By contrast, the sexual risk reduction (SRR) model, often known as the “comprehensive” approach, “is built on the premise that teens either cannot, or will not, abstain from sex; therefore they must learn to take ‘precautions’ that will decrease their risk of becoming pregnant.”
As the NAEA report notes, this approach is narrow in focus, ignores any meaningful priority on risk avoidance, has been shown to contain medically inaccurate information, normalizes teen sex, undermines the role of parents, and lacks proven effectiveness in the classroom. Furthermore, a systematic review of “effective” SRR programs reveals a number of weaknesses in the research and casts doubt on the broad effectiveness claims made on their behalf.
Polls also show that both teens and parents strongly support the abstinence message. The NAEA report cites a 2010 national study that indicates that “70 percent of parents surveyed are opposed to pre-marital sex both in general and for their adolescents.”

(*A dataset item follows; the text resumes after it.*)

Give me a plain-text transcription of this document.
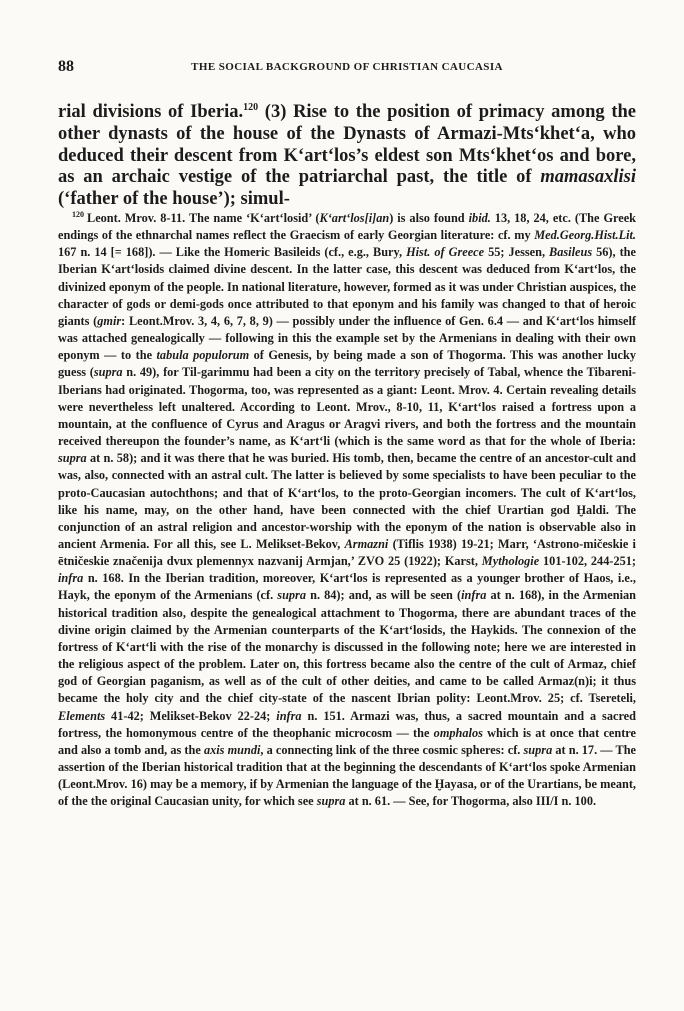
88	THE SOCIAL BACKGROUND OF CHRISTIAN CAUCASIA
rial divisions of Iberia.$^{120}$ (3) Rise to the position of primacy among the other dynasts of the house of the Dynasts of Armazi-Mtsʻkhetʻa, who deduced their descent from Kʻartʻlos’s eldest son Mtsʻkhetʻos and bore, as an archaic vestige of the patriarchal past, the title of mamasaxlisi (‘father of the house’); simul-
$^{120}$ Leont. Mrov. 8-11. The name ‘Kʻartʻlosid’ (Kʻartʻlos[i]an) is also found ibid. 13, 18, 24, etc. (The Greek endings of the ethnarchal names reflect the Graecism of early Georgian literature: cf. my Med.Georg.Hist.Lit. 167 n. 14 [= 168]). — Like the Homeric Basileids (cf., e.g., Bury, Hist. of Greece 55; Jessen, Basileus 56), the Iberian Kʻartʻlosids claimed divine descent. In the latter case, this descent was deduced from Kʻartʻlos, the divinized eponym of the people. In national literature, however, formed as it was under Christian auspices, the character of gods or demi-gods once attributed to that eponym and his family was changed to that of heroic giants (gmir: Leont.Mrov. 3, 4, 6, 7, 8, 9) — possibly under the influence of Gen. 6.4 — and Kʻartʻlos himself was attached genealogically — following in this the example set by the Armenians in dealing with their own eponym — to the tabula populorum of Genesis, by being made a son of Thogorma. This was another lucky guess (supra n. 49), for Til-garimmu had been a city on the territory precisely of Tabal, whence the Tibareni-Iberians had originated. Thogorma, too, was represented as a giant: Leont. Mrov. 4. Certain revealing details were nevertheless left unaltered. According to Leont. Mrov., 8-10, 11, Kʻartʻlos raised a fortress upon a mountain, at the confluence of Cyrus and Aragus or Aragvi rivers, and both the fortress and the mountain received thereupon the founder’s name, as Kʻartʻli (which is the same word as that for the whole of Iberia: supra at n. 58); and it was there that he was buried. His tomb, then, became the centre of an ancestor-cult and was, also, connected with an astral cult. The latter is believed by some specialists to have been peculiar to the proto-Caucasian autochthons; and that of Kʻartʻlos, to the proto-Georgian incomers. The cult of Kʻartʻlos, like his name, may, on the other hand, have been connected with the chief Urartian god Ḫaldi. The conjunction of an astral religion and ancestor-worship with the eponym of the nation is observable also in ancient Armenia. For all this, see L. Melikset-Bekov, Armazni (Tiflis 1938) 19-21; Marr, ‘Astrono-mičeskie i ētničeskie značenija dvux plemennyx nazvanij Armjan,’ ZVO 25 (1922); Karst, Mythologie 101-102, 244-251; infra n. 168. In the Iberian tradition, moreover, Kʻartʻlos is represented as a younger brother of Haos, i.e., Hayk, the eponym of the Armenians (cf. supra n. 84); and, as will be seen (infra at n. 168), in the Armenian historical tradition also, despite the genealogical attachment to Thogorma, there are abundant traces of the divine origin claimed by the Armenian counterparts of the Kʻartʻlosids, the Haykids. The connexion of the fortress of Kʻartʻli with the rise of the monarchy is discussed in the following note; here we are interested in the religious aspect of the problem. Later on, this fortress became also the centre of the cult of Armaz, chief god of Georgian paganism, as well as of the cult of other deities, and came to be called Armaz(n)i; it thus became the holy city and the chief city-state of the nascent Ibrian polity: Leont.Mrov. 25; cf. Tsereteli, Elements 41-42; Melikset-Bekov 22-24; infra n. 151. Armazi was, thus, a sacred mountain and a sacred fortress, the homonymous centre of the theophanic microcosm — the omphalos which is at once that centre and also a tomb and, as the axis mundi, a connecting link of the three cosmic spheres: cf. supra at n. 17. — The assertion of the Iberian historical tradition that at the beginning the descendants of Kʻartʻlos spoke Armenian (Leont.Mrov. 16) may be a memory, if by Armenian the language of the Ḫayasa, or of the Urartians, be meant, of the the original Caucasian unity, for which see supra at n. 61. — See, for Thogorma, also III/I n. 100.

Moreover, the majority of teens themselves are supportive of the abstinence message. Specifically:
- 62 percent of teens say that it is against their values to have sex before marriage;
- 75 percent of teens believe that having sex would make life difficult;
- 84 percent of teens oppose sex at their age; and
- 69 percent of teens oppose sex while in high school.
Moreover, social scientific research suggests that SRA education is associated with positive behavioral change among teens. The NAEA report details 25 peer-reviewed studies that have “demonstrated significant and positive behavioral change among student participants.”
Despite the research and parental and teen support for SRA approaches, the Obama Administration has nearly eliminated all federal funding of SRA education; instead, it has created additional programs for contraceptive-centered education, according to the NAEA report, while nearly eliminating support for risk avoidance. In the President’s fiscal year 2013 budget, the funding disparity between SRR and SRA is $37 million to $894.24 million, or 11 to 24.
When it comes to sex education, the debate is ostensibly fought on the grounds of empirical evidence, but it is ultimately one of values.